Another phone call. Another author who is frustrated confused and stressed out. Another author who step into publishing without wearing the “author beware” hat.
“I’ve been taken.”
“My book looks awful.”
“The publisher hasn’t delivered on anything it promised.”
“There are too many hidden charges.”
“I’m not getting paid.”
“I thought this was a reputable publisher.”
“I’ve been screwed …”
Look in the mirror. Did you really check out the company? Did you go to Google and put in its name, then “problems,” “complaints” or “scams” after its name? Did you do your homework?
Some authors who get caught in the publishing maze think it’s insane. It’s not really insanity for the author—unless the author keeps repeating the same thing over and over again. It is insanity that these “publishing professionals” keep doing the same thing over and over—taking advantage, misrepresenting and basically delivering the shaft to the naïve and vulnerable author-to-be.
Before you jump into the publishing boat, clearly understand that there are differences. If you go the vanity route or the pay-to-publish route or the subsidy route and that publisher uses its ISBN, you are not self-published. You are not independently published. Rarely will any legit reviewer give it the time of day if the vanity/subsidy/pay-to-publish imprint is on your book.
Why is there a stigma associated with this crowd? How about editing?—in 99 percent of the publishing cases, editing in non-existent. The cover is a cut and paste job and the interior designs are one of maybe three templates—all a bit like vanilla, vanilla and more vanilla.
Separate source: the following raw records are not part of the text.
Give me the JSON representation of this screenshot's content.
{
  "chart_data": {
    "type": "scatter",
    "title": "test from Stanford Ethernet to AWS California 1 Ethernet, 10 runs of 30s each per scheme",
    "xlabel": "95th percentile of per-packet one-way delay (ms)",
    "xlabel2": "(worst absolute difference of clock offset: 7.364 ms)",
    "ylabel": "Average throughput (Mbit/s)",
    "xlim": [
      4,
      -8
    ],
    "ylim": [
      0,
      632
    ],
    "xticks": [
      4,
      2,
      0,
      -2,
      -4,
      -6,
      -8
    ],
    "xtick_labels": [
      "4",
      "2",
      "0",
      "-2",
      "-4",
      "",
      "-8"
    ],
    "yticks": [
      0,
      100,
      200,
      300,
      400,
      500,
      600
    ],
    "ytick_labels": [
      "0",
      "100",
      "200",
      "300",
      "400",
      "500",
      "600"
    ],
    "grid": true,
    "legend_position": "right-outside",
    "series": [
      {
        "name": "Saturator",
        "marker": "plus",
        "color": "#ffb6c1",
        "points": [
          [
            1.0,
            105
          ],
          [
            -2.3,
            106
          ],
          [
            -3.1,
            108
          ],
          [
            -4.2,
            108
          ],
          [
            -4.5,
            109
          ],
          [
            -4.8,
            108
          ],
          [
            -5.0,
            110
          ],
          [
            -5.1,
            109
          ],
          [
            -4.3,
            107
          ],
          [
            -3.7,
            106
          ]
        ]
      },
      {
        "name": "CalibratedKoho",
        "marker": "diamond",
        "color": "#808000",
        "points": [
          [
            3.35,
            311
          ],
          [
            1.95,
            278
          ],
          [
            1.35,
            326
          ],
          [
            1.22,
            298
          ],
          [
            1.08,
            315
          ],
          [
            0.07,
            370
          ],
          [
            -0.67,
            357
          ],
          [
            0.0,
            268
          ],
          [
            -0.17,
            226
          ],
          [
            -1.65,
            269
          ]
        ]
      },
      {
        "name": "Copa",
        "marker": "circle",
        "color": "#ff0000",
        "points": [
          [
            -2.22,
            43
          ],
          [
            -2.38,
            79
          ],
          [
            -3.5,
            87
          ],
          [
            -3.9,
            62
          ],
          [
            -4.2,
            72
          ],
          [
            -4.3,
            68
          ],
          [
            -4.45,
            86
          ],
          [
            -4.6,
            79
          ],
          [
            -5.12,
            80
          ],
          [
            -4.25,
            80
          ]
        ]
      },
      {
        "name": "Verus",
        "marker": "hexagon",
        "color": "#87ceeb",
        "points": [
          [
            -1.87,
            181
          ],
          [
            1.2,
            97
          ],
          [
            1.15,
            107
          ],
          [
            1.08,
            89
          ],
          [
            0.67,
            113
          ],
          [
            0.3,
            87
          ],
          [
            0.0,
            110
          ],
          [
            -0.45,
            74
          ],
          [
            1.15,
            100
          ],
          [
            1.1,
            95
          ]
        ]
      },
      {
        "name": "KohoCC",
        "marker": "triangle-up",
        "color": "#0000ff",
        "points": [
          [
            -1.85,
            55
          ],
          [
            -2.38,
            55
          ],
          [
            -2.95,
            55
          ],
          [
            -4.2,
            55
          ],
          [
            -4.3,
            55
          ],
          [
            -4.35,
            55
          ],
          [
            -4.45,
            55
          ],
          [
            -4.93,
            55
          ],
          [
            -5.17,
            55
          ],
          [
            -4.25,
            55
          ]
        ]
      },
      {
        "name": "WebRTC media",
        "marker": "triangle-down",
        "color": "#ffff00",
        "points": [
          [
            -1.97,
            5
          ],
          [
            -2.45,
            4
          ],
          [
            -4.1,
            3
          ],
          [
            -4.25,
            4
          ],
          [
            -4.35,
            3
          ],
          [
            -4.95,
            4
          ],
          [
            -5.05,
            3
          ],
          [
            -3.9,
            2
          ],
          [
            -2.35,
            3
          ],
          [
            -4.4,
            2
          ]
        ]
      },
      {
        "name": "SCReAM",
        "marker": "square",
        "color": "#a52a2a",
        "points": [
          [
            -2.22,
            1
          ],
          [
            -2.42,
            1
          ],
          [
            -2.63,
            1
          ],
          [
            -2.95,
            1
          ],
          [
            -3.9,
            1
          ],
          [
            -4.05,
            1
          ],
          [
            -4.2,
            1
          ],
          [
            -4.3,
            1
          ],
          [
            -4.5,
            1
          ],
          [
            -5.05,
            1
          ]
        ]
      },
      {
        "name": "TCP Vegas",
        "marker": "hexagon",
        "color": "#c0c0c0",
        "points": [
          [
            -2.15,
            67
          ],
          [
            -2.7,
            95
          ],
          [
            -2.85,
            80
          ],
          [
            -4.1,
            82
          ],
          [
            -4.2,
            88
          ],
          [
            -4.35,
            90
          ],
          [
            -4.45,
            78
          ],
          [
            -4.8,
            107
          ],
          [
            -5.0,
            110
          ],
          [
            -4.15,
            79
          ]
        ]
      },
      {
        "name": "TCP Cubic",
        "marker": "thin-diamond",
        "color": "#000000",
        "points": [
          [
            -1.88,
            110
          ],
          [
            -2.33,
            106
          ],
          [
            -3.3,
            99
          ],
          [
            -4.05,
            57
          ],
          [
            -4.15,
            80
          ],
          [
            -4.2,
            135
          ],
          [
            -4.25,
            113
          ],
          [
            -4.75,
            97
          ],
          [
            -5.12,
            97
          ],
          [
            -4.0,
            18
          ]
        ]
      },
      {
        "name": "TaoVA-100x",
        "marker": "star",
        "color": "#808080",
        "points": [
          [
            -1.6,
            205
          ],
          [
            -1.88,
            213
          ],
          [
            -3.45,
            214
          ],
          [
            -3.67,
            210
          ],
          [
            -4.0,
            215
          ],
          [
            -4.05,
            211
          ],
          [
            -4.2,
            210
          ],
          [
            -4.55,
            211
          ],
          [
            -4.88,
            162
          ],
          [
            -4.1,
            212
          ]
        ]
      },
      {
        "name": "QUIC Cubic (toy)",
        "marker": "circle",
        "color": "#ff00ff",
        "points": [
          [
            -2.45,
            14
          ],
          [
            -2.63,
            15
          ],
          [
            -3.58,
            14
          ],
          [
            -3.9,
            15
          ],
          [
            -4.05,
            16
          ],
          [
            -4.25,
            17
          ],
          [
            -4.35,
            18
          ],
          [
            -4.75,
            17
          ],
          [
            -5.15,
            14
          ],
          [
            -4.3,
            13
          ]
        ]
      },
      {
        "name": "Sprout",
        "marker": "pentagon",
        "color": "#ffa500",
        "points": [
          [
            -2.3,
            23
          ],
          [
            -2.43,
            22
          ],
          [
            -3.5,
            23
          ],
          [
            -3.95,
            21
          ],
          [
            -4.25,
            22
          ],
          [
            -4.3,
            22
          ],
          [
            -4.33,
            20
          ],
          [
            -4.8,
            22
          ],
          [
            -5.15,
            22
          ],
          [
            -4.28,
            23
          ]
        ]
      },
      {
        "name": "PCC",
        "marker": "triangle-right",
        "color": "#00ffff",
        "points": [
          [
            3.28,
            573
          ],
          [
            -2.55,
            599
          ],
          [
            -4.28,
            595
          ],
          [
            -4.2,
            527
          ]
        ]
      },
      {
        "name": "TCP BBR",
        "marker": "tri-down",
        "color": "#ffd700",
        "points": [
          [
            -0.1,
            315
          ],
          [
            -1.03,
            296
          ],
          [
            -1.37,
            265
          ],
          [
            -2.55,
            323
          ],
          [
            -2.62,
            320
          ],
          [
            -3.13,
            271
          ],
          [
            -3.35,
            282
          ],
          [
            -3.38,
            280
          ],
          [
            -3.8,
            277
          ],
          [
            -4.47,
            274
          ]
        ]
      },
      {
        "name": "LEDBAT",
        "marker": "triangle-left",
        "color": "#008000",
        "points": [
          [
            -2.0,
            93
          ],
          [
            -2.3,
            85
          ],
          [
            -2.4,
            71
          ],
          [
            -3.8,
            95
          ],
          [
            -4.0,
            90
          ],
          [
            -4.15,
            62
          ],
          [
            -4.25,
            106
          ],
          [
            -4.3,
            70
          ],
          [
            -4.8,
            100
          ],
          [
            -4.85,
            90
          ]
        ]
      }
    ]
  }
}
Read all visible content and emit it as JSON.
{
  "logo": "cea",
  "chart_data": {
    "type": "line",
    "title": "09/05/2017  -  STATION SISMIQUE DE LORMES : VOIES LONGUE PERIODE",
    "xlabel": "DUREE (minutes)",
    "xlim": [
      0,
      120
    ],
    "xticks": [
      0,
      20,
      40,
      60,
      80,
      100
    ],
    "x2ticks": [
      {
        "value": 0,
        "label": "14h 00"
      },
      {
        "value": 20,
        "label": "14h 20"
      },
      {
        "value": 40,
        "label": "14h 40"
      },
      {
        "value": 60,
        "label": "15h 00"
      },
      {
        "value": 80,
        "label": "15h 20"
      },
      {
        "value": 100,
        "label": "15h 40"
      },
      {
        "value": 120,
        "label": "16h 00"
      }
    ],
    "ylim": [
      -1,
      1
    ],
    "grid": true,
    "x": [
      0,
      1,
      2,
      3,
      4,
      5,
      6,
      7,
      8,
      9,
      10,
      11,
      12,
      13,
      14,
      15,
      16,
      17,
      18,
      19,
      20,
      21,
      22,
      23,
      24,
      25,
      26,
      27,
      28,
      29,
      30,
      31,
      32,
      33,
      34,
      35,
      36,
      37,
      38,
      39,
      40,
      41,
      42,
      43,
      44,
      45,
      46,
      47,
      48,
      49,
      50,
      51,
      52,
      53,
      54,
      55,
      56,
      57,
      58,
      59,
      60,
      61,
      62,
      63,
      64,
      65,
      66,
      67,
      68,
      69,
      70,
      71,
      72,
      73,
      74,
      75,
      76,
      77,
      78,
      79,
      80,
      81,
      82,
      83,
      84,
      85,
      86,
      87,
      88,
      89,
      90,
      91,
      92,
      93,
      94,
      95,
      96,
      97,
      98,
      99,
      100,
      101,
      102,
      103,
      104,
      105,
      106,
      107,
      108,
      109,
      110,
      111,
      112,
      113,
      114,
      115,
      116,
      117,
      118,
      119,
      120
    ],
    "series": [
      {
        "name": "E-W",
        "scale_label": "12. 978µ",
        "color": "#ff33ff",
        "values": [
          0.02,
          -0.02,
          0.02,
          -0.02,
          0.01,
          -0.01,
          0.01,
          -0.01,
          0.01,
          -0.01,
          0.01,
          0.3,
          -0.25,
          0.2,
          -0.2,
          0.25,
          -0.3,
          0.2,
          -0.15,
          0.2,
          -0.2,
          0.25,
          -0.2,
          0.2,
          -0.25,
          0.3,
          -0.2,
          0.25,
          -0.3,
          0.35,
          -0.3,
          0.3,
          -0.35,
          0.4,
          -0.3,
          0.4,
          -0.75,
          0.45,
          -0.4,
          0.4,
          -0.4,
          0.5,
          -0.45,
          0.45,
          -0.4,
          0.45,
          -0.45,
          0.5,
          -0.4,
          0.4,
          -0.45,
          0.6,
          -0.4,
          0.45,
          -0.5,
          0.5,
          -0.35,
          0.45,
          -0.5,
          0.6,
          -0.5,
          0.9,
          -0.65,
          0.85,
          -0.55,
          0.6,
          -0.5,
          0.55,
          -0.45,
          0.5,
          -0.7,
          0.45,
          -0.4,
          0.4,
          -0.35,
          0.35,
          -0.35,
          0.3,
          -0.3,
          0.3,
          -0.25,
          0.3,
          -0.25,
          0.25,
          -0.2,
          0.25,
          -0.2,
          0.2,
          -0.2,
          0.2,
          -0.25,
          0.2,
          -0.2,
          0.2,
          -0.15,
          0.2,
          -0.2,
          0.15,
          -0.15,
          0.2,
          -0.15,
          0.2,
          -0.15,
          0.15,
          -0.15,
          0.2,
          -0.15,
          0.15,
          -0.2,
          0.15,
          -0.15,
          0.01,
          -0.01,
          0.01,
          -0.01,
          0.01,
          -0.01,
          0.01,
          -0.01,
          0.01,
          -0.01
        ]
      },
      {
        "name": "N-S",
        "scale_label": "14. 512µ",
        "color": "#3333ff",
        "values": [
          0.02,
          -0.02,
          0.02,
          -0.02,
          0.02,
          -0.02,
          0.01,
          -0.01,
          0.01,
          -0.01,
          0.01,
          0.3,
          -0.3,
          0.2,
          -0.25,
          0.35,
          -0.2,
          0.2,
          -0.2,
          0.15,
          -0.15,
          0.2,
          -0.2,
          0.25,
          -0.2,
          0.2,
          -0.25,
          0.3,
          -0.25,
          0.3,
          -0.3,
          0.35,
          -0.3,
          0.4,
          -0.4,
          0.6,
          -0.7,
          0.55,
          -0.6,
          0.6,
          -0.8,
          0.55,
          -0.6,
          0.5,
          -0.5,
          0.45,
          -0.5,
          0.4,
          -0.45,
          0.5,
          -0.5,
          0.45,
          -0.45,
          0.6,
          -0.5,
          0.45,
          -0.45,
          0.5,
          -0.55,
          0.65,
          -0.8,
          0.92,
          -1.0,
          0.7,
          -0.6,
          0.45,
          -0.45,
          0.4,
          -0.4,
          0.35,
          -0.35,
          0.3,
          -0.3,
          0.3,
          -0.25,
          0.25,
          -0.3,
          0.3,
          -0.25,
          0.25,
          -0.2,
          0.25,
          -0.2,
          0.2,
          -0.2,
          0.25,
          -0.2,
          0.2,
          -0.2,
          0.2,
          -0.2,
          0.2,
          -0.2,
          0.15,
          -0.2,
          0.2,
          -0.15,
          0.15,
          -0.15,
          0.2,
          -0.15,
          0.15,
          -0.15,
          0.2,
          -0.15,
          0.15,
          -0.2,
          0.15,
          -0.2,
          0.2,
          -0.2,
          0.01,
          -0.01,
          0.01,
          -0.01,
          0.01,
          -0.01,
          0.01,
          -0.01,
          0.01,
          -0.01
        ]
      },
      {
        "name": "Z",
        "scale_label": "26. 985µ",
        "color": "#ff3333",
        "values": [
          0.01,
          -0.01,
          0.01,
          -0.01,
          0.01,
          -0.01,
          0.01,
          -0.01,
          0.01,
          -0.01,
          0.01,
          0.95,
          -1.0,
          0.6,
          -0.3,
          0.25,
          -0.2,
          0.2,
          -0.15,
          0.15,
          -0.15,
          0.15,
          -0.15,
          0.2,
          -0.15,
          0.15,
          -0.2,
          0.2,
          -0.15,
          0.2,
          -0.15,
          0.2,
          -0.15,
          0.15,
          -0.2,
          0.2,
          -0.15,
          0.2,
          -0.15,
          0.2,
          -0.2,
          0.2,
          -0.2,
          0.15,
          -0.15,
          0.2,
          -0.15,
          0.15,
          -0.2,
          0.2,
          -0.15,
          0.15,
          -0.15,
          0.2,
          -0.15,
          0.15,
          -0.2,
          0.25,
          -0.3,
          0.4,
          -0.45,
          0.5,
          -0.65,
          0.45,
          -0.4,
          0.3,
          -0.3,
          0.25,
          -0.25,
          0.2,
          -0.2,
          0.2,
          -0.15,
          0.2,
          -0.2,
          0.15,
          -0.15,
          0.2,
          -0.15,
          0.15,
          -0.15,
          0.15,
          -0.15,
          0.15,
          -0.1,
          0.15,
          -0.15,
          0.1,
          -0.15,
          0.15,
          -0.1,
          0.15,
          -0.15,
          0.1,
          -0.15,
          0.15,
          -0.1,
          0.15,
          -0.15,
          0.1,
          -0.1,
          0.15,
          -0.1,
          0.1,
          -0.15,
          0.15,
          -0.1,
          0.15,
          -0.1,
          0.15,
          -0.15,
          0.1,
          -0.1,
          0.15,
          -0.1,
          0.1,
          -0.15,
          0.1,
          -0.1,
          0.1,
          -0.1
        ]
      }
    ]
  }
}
And, they usually look blah in the outcome.
You have paid someone/something to publish your book. Do you thing they really, really care about your book? Guess again … what they care about is your check book … or your credit card.
To create a legitimate book, one that looks good, reads well and has integrity about it, you don’t need someone else’s name as the publisher. You can self and independent publish—the goal is to have a well-done book. Have some fun, create a publishing name that has a little pop (don’t use your name). Learn the dollars and sense of publishing. Get educated. Then publish.
Selling the book … that’s where a savvy marketing plan comes into play. And you, dear author, are going to be the one that funds it. Don’t expect a publisher to…that’s the very long ago, good old days.